= Purnendu Chatterjee =

Indian businessman

Purnendu Chatterjee is an Indian entrepreneur. He is the founder and chairman of The Chatterjee Group (TCG) and also serves as a member of the Governing Board of the Indian School of Business (ISB) in Hyderabad.

== Education==
Chatterjee graduated from IIT, Kharagpur in 1971 later completed his M.S. and Ph.D. degrees in engineering and Operations Research from the University of California, Berkeley in 1972 and 1974.

==Career==
Chatterjee was a research associate at the Stanford Research Institute from 1974 to 1976. He joined McKinsey & Co. in 1976 and by 1984 was promoted to a partner of the company. Chatterjee established The Chatterjee Group (TCG) in 1986, which today has diversified interests which includes investment banking, real estate, petrochemicals and life sciences.
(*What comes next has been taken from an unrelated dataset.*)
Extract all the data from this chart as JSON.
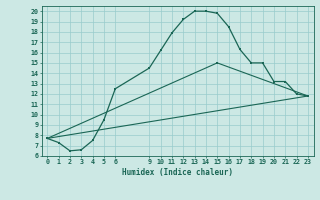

With its headquarters in New York City, TCG employs over 8000 people worldwide.

==The Chatterjee Group==
The Chatterjee Group is planning investments of 16 billion dollars in two petrochemicals projects in two Indian states: Tamil Nadu and Odisha.

The group consist of Haldia Petrochemicals, TCG Digital,LabVantage, Lummus Digital, Lummus Technology, Garden Vareli, Fitek, TCG Real Estate, TCG Lifesciences, MCPI, TCG CREST and many more.